Why does the presence of a stranger make my family more deserving of my kindness?
Blessed are the peacemakers, for they will be called children of God.
The seventh Beatitude is a call to peace, but as Pope Francis suggests in Gaudete et Exsultate, this isn’t easy. “We need to be artisans of peace, for building peace is a craft that demands serenity, creativity, sensitivity, and skill.” Peace sounds complicated, a craft that needs to be honed, but one that through time and practice can be attained. I can attest to this.
I used to scream at my kids. At one time in my life as a mother, it felt like the only way to get their attention or get them to take me seriously. When I was frustrated at them, I’d take a quick glance at the windows to make sure they weren’t open before letting loose a wild tirade that was as loud as it was ineffective. Then one February, I received a lovely Valentine from my daughter, Ellie, which read: “You are a great mom. I hope you can find a way not to scream.” I was gutted. This wasn’t the impression I wanted to make on my children, a mother who “screams.”
I was determined to do better, and little by little, though I’m not yet perfect, I improved. I realized that f I had time to make sure the windows were closed so that the neighbours wouldn’t hear how crazy I sounded before I barked at my children, I had time to ask myself the question:
What will bring more unity to my family in this situation?
Never was the answer to wildly scream at my children.

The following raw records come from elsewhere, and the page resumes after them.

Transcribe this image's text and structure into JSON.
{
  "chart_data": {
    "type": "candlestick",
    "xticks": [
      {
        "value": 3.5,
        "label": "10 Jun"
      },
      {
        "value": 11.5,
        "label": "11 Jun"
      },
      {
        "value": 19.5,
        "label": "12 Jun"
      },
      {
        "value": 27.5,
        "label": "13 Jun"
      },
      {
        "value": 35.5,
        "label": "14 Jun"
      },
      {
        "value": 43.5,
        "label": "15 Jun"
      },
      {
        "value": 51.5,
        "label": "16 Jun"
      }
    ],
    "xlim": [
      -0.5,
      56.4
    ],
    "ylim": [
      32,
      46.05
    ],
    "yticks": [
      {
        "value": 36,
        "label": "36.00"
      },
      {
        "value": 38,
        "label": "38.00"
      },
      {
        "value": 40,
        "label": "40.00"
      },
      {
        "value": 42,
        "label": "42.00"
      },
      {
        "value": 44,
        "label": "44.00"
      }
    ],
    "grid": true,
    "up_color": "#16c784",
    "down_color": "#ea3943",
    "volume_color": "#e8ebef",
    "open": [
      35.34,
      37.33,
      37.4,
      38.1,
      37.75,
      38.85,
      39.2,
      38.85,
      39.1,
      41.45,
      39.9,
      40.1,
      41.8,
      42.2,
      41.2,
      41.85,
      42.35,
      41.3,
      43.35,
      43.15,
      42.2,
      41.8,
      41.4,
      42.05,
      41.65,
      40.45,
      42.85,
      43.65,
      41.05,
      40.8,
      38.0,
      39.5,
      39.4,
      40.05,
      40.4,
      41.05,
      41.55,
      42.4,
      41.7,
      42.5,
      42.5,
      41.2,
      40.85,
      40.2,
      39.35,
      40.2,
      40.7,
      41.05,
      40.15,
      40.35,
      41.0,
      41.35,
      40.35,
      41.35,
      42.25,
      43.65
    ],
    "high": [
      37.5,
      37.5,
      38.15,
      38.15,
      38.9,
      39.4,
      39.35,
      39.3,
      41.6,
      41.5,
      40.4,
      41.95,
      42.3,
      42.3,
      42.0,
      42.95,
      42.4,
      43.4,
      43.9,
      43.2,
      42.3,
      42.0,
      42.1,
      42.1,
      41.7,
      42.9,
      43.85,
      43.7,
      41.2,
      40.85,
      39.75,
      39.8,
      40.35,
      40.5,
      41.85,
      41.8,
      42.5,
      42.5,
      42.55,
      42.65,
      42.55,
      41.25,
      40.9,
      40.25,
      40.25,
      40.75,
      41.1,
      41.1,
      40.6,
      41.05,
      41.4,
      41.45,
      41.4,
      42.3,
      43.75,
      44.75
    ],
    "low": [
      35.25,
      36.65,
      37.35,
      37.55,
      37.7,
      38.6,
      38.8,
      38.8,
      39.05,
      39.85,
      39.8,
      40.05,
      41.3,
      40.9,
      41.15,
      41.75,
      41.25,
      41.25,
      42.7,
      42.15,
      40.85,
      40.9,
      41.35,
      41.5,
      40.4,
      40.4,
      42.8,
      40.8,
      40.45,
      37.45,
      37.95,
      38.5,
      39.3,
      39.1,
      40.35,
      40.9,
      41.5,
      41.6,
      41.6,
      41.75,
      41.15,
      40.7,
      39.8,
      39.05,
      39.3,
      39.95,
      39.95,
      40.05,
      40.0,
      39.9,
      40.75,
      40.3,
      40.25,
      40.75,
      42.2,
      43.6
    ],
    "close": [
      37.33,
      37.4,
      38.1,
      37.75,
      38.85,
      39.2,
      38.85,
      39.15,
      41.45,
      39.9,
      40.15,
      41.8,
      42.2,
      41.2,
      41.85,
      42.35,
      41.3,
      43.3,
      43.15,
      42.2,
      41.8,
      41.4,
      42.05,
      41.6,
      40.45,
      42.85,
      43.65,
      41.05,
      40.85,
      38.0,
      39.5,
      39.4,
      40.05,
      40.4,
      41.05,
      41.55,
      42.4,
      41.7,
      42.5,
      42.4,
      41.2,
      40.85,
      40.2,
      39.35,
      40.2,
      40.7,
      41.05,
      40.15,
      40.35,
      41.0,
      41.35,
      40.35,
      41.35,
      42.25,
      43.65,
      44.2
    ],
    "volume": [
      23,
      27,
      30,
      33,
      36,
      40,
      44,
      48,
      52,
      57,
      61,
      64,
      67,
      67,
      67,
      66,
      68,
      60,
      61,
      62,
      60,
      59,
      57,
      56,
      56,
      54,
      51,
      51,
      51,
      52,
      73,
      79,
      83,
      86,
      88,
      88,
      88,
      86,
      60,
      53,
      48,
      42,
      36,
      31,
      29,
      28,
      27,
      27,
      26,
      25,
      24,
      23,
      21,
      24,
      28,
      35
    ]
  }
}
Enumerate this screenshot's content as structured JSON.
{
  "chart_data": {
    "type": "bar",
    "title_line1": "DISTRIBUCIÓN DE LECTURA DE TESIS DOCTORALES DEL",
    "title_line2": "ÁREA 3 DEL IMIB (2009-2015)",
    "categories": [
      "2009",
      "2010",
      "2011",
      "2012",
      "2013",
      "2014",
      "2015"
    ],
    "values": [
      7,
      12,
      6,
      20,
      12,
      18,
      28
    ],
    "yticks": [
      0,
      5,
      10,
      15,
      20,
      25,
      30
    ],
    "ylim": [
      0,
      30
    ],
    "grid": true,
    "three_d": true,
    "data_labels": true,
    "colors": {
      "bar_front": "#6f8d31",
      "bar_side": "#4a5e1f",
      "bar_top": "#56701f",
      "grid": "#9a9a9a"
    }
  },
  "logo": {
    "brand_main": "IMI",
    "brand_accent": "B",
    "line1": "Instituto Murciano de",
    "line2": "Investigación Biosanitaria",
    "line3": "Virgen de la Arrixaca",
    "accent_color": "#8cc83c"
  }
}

“Let us then pursue what makes for peace and for mutual upbuilding,” says St. Paul in his letter to the Romans, and it is my internal motto when my children frustrate me to the point of yelling. What will bring peace to this situation? What will build up my child, myself, this family, right now?
This certainly doesn’t mean I can or must ignore or disregard the conflict, the bad behavior, the messy room; instead, the seventh Beatitude calls us to treat conflict as “a link in the chain of a new process,” a link in the chain towards greater unity, and mutual upbuilding of our family.
Recently while I was helping with my daughter’s class at school, her teacher, new to teaching this year, starting yelling loudly at the children to be quiet, line up, and stop fooling around. I smiled to myself sympathetically. I heard in her voice the frustration I also used to take out verbally on my children. Peace takes time to grow into our role as parents (or teachers), creativity to find ways to build up instead of tear down with our words and lots and lots of practice.